November is THE month- National Adoption Awareness month!
Now it is the last day of the month, and I am posting about adoption.
Not because it isn't important. That couldn't be farther from the truth.
Each time I sat down to gather my thoughts and write something, I felt like whatever I had to say just didn't do justice to the topic.
How do I adequately express my feelings about something this important to me?
I can't, so to put it plain and simple. . .
We LOVE adoption.
Adoption is the pathway that crowned us with parenthood.
These angels made it possible. . .
We are still in awe, and so full of gratitude when we think about it (which is often).
Next to the Atonement, can you think of a greater gift?
The gift of a child?
It's amazing, and humbling to think about how these two loved their child enough to do the impossible.

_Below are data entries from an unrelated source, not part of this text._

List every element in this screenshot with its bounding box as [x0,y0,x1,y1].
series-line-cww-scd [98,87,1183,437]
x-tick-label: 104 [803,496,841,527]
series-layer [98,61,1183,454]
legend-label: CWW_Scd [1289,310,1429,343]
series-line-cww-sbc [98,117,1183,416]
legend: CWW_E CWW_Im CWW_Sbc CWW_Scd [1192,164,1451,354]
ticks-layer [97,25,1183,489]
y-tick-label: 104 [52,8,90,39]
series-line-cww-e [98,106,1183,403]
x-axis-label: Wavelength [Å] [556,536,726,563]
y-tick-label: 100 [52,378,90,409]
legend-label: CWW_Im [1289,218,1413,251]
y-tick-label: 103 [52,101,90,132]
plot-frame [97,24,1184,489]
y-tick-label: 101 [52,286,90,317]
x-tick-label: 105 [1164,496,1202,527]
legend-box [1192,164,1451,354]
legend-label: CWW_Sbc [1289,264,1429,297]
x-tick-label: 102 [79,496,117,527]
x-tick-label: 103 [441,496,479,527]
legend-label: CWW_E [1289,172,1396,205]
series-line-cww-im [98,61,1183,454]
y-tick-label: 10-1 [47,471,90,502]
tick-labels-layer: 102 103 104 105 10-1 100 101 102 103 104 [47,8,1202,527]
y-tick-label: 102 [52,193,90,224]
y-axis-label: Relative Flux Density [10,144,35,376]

We saw how much pain they felt, yet at the same time the overwhelming courage that they possessed.
They knew it was right.
They followed their hearts.
For this we are eternally grateful.
There are those who criticize adoption and say "if you loved your child, why did you give him away?"
The answer is, a birth parent loves her child so incredibly much that she is willing to put her selfish desires aside, put her baby first, and place him in a loving home with two parents who promise to provide the life she dreams of for her baby.

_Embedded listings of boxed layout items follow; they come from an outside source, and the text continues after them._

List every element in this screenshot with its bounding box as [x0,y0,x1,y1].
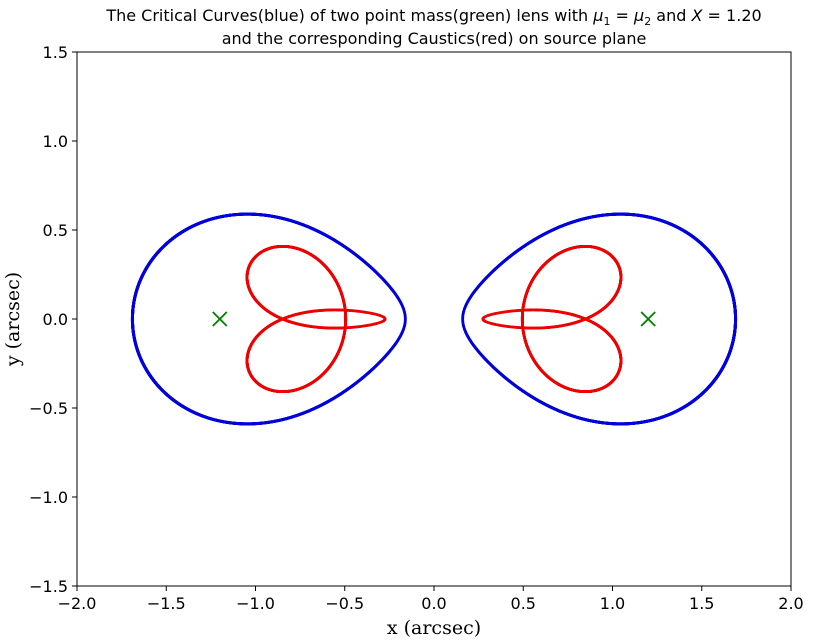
critical-curve-left [130,212,407,426]
title-mu2: μ [633,6,644,25]
chart-title-line-1: The Critical Curves(blue) of two point m… [105,6,761,28]
title-eq: = [610,6,634,25]
critical-curve-left-point [130,317,134,321]
title-text-a: The Critical Curves(blue) of two point m… [105,6,593,25]
title-x-symbol: X [691,6,704,25]
title-and: and [651,6,691,25]
plot-area [130,212,738,426]
title-sub1: 1 [603,15,610,28]
critical-curve-left-point [403,319,407,323]
title-x-value: = 1.20 [702,6,761,25]
chart-title-line-2: and the corresponding Caustics(red) on s… [222,29,647,48]
critical-curve-right [461,212,738,426]
title-sub2: 2 [644,15,651,28]
title-mu1: μ [592,6,603,25]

Some say "adoption is the easy way out."
Wrong again.
I remember the day of placement as if it were yesterday.
I also remember the mix of emotions we felt. We felt incredible joy- that our son was here, and coming home, mixed with pain as we watched the agony Brody's birth families were going through.
The easier choice would've been for them to keep him.
But it wasn't the best choice, and they wanted the best choice for him
The easier choice would've been abortion heaven forbid--which thankfully was never an option in Kourtney's mind.
I can't imagine this world without our little boy in it.
But for many this is the option.
I don't mean to stand on my soapbox. But the statistics are horrible.
60% of unplanned pregnancies end in abortion, nearly 40% choose to single parent, and less than 2% consider adoption. Why? When there are so many adoptive couples longing to be parents?
It does my heart good to think of all those amazing birth parents who chose adoption.
Thank you. We love you.
This was taken in the first few days as a new family.
We love this child.
He is our own.
I've heard people say, "you probably love him just as much as if he were your own."
I know they mean well,
but he IS our own. We know Brody is our son, he just had to get to us another way.
Biology doesn't matter, and pre-adoption we heard other adoptive parents talk about this.
We always knew we would love an adopted child, but we never comprehended just how much.
We can't imagine loving him more if he were our biological child.
The most amazing part is that this love is forever.
We are an eternal family, and we were sealed together in the temple when Brody was less than two months old.
We hope that Brody will feel lucky, and special to be adopted. We realize that some kids struggle with the idea. But with an open adoption (which we have) there are no secrets, no mysteries, and we plan to be open and honest with our son. He won't have to wonder who he looks like, and where he came from. He will get to hear about his amazing story, and how much he is loved by his forever family, AND his birth families.
"I feel that adopted kids have a leg up, emotionally. Because the truth is that we chose this child, and who wouldn't like to know THAT about themselves." Quoted from The R House.com.
Yes Brody, we chose you.
Your birth parents were guided to us
by our Heavenly Father, and possibly by you.
"Families are one of God's greatest masterpieces."
Each family is unique, but beautiful.
Our family means everything to us,
and we are so grateful for the gift of adoption. Grateful for Brody's birth families, and to our Heavenly Father.
We had almost given up,
but then this little boy happened. . .
And he's the best thing that's happened to us.
How can it be that nearly 2 years have passed?!